Audio By Carbonatix
Farmers in the Oforikrom Municipal area of the Ashanti Region have appealed to Government to release seized water pumping machines from galamsey sites to them.
According to Mr Benjamin Afranie, a horticulturist amongst them, this would promote irrigation farming, boost agriculture production and attract more young people into farming.
“We have heard in the news that government is seizing pumping machines and excavators from the galamsey sites and burning them and the people are complaining. So my appeal is that, government should stop burning them and give the pumping machines to farmers so that we can pump more water to irrigate our farms and feed the nation,” Mr Afranie said in an interview with the Ghana News Agency on his farm at Boadi junction in Kumasi.
This was when a team of implementers of the “Entrepreneurship in Horticulture: Farming as a Business” project visited him at his model farm.
The team made up of delegation from the Delft University of Technology (TU Delft) in the Netherlands, the Kwadaso Agriculture College (KAC), the Holland Green Tech, and the Kumasi Business Incubator Hub at the Kwame Nkrumah University of Science and Technology (KNUST), also visited the farm alongside some 25 horticulture and entrepreneurship students undergoing training in the project at KAC, to interact with the lead farmer.

Mr Afranie said they needed water for all year round farming and prayed government to intervene and make agriculture appealing and rewarding.
He mentioned labour as one of the critical challenges facing farmers and said the use of water pumping machines could reduce labour cost.
Mr Afranie also said because of the changing rainfall patterns, it had become critical that irrigation services, aided with pumping machines, were used by farmers so they could produce all year.
He thanked President Nana Addo Dankwa Akufo-Addo for initiating various policies to help farmers, especially the Planting for Food and Jobs programme, and appealed to the President to ensure that subsidised fertilizers and other farm inputs were made available on time and distributed throughout the year.
Narrating how he entered into the horticulture sector, Mr Afranie who used to be a storekeeper, said he had to abandon his first job due to persistent theft and armed robbery attacks.

He said after thorough considerations, he acquired land and started to grow vegetables, and through hard work, he had received two best farmer awards within the last three years.
Mr Afranie, however, admitted that the intervention under the “Entrepreneurship in Horticulture: farming as a business project,” being funded by the European Union Archipelago project, which he signed onto for barely a year, had made it possible for him to overcome challenges of finance, proper application of pesticides, proper planning to beat better prices, labour, and unfaithful aggregators.

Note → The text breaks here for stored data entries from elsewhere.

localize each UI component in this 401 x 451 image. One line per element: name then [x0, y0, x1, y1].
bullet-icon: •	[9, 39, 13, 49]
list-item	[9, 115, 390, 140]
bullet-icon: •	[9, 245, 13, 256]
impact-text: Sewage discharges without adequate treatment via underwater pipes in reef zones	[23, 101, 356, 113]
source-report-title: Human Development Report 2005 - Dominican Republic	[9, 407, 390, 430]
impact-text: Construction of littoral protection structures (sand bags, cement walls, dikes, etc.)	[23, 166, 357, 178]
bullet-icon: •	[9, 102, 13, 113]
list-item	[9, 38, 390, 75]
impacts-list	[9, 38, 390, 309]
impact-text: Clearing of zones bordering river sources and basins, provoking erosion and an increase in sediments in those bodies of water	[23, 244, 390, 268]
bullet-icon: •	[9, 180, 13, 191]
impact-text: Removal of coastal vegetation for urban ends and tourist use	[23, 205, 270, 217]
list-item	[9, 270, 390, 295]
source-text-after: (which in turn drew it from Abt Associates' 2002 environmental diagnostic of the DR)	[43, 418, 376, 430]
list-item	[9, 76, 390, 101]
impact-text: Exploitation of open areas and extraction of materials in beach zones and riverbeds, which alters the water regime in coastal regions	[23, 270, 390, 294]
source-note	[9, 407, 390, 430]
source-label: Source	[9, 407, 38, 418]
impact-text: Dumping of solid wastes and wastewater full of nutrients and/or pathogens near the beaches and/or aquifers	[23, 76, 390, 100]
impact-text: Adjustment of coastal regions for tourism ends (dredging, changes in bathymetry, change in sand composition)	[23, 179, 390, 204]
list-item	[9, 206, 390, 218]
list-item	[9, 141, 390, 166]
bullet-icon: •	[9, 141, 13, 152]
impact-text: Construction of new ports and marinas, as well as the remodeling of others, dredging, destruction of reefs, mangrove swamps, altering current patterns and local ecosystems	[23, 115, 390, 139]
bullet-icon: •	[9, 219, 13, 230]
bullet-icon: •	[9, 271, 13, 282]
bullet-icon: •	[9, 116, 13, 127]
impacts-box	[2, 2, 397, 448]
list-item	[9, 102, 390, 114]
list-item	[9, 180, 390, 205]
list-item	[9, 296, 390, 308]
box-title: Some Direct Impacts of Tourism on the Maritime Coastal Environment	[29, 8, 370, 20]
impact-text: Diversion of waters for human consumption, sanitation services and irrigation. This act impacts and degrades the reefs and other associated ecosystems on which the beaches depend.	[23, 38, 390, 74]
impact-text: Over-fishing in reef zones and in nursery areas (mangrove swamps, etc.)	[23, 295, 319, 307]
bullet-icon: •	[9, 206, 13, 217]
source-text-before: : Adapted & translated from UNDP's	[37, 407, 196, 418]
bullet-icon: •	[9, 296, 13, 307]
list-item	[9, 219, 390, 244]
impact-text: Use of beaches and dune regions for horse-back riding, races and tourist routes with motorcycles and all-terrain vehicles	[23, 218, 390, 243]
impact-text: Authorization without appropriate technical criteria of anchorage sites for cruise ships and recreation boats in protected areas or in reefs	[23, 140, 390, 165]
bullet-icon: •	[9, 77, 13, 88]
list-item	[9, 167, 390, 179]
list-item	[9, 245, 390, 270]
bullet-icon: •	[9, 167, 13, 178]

Expressing much optimism about the project, Mr Afranie said: I’m confident that I’m now on the track of producing quality vegetables to feed mother Ghana.”
Madam Gloria Temmah Gambrah, Municipal Chief Executive, Oforikrom Municipality, commended the implementing partners for bringing the project to the newly created Municipality, saying the Assembly welcomed such initiatives that would directly grow the local economy.
She urged the farmers to stick to good farming practices that would produce “healthy foods for the markets.”